- Forest Glen, California Forest Glen, California
- Coordinates: 40°22′24″N 123°19′31″W﻿ / ﻿40.37333°N 123.32528°W
- Country: United States
- State: California
- County: Trinity
- Elevation: 2,274 ft (693 m)
- Time zone: UTC-8 (Pacific (PST))
- • Summer (DST): UTC-7 (PDT)
- Area code: 530
- GNIS feature ID: 1656025

= Forest Glen, California =

Unincorporated community in California, United States

Forest Glen is an unincorporated community in Trinity County, California, United States. Forest Glen is located on California State Route 36, 14.5 mi south-southwest of Hayfork. With a population of approximately 10 permanent residents and 20 seasonal Forest Service cabin owners, visitors often drive right through in 30 seconds, little realizing there was a town. The town sits along the South Fork Trinity River, with several cabins located near Glen Creek. There are also two campgrounds near the town. The terrain in the area is very steep and rugged.

== History ==
In 1913, Arthur H. Jeans built a waystation for travellers on the new Red Bluff-Eureka road, now known as State Route 36, at Forest Glen, then known as Auto Rest. It included a resort, a hotel, a store, a stable, and a garage, and was reputed to be Trinity County's most popular resort before it burnt to the ground in 1950. The Forest Glen Store stayed open for longer but closed by the early 2000s. As of 2020, CalFire recently reopened a station in Forest Glen, with one engine. A post office called Auto Rest ran from September 13, 1917, until March 9, 1920, when the name was changed to Forest Glen. Arthur Jeans was the first postmaster, succeeded by Charles H. Matthews on July 21, 1919.

== Geography ==
Forest Glen is situated at the base of South Fork Mountain, the longest continuous ridge line in North America. State Route 36, locally known as 36, passes through the community. The South Fork of the Trinity River, one of California's longest undammed river systems, also runs through the community. A Forest Service campground, Scott Flat, is located immediately southwest of the community. Scott Flat also serves as the trailhead for the South Fork Trinity National Recreation Trail.

== Climate ==
A public weather station ran at Forest Glen from 1930 to 1985. Forest Glen is reputed to be one of the wettest places in Trinity County, with over 60 inches of precipitation over the weather station's period of record. The weather station recorded a record high of 110 degrees Fahrenheit on August 8, 1959 and a record low of -2 degrees on December 11, 1932. The average July high and low were 91 and 46 degrees, and for January, it was 44.9 and 26.6 degrees, respectively. The first and last months with average lows above freezing were April and October, with lows of 33.2 and 35.2 respectively. The area is very Mediterranean, with 92% of the precipitation between October 1 and May 31 and 77% between November 1 and March 31. The average precipitation for January is 11.61 inches, and for July it is 0.22 inches. There is an annual precipitation average of 63.52 inches. There is measurable precipitation on 88 days of the year, and 21 days see more than an inch of precipitation. Forest Glen sees about 40 inches of snowfall each winter, ranging from none recorded to 103 inches throughout record. The record high snow depth is 43 inches, seen on January 3, 1965 and February 3, 1937. An average of 59.4 days a year reach 90 degrees, and 136.9 dip to 32 degrees, including 0.9 in June. Forest Glen has seen frost every month of the year, but the 30% chance date in the spring is in mid-June, and in the fall it is mid-to-late-September. On average, the highest temperature Forest Glen will see in a year is 103 degrees, and the lowest is 11 degrees. In January 1949, the average low was 11.84 degrees, the lowest monthly average low on record, and the highest monthly average low was July 1958, with 51.19 degrees. The highest average high was July 1952, with 97.52 degrees, and the lowest monthly average high was January 1937, with 37.68 degrees. The wettest winter was 1973–74, with 112.14 inches of precipitation, but 1982-83 was close behind with 106.88 inches.

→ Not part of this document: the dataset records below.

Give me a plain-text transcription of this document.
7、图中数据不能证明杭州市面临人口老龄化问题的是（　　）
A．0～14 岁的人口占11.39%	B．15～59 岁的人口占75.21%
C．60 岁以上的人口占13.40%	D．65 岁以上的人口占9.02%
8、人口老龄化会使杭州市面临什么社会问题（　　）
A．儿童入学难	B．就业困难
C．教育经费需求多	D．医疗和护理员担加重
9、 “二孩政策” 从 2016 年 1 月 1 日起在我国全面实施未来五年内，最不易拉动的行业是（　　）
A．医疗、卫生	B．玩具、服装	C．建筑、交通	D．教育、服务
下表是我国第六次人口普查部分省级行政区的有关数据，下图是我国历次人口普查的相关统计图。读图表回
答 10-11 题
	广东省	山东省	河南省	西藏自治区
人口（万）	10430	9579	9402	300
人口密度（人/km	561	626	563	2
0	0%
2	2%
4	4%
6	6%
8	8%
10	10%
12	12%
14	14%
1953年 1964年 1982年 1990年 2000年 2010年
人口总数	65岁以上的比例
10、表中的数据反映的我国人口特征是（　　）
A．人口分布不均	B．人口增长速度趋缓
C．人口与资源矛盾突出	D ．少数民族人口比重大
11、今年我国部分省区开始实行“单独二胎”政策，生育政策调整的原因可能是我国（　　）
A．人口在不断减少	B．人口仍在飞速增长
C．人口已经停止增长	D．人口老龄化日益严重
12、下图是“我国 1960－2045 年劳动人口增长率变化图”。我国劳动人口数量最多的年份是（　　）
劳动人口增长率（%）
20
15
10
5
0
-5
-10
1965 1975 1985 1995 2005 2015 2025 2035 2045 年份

A major flood event occurred in the winter of 1964–65. It is known as the Christmas Flood of 1964, and it was one of the biggest, if not the biggest, floods in California history. Forest Glen recorded over 33 inches of precipitation in December 1964, which led to 20,000 cubic feet per second discharge at the South Fork Trinity River gauge Forest Glen in mid-December. The flood caused widespread damage across the watershed, most notably the complete devastation of the salmon and steelhead fisheries due to topsoil erosion in the watershed on logged areas. The runs of fish have never fully recovered. If a similar event were to happen today, the effects would likely be much less devastating as nearly all logging in the watershed has ceased, and has not resumed in the past 30 years.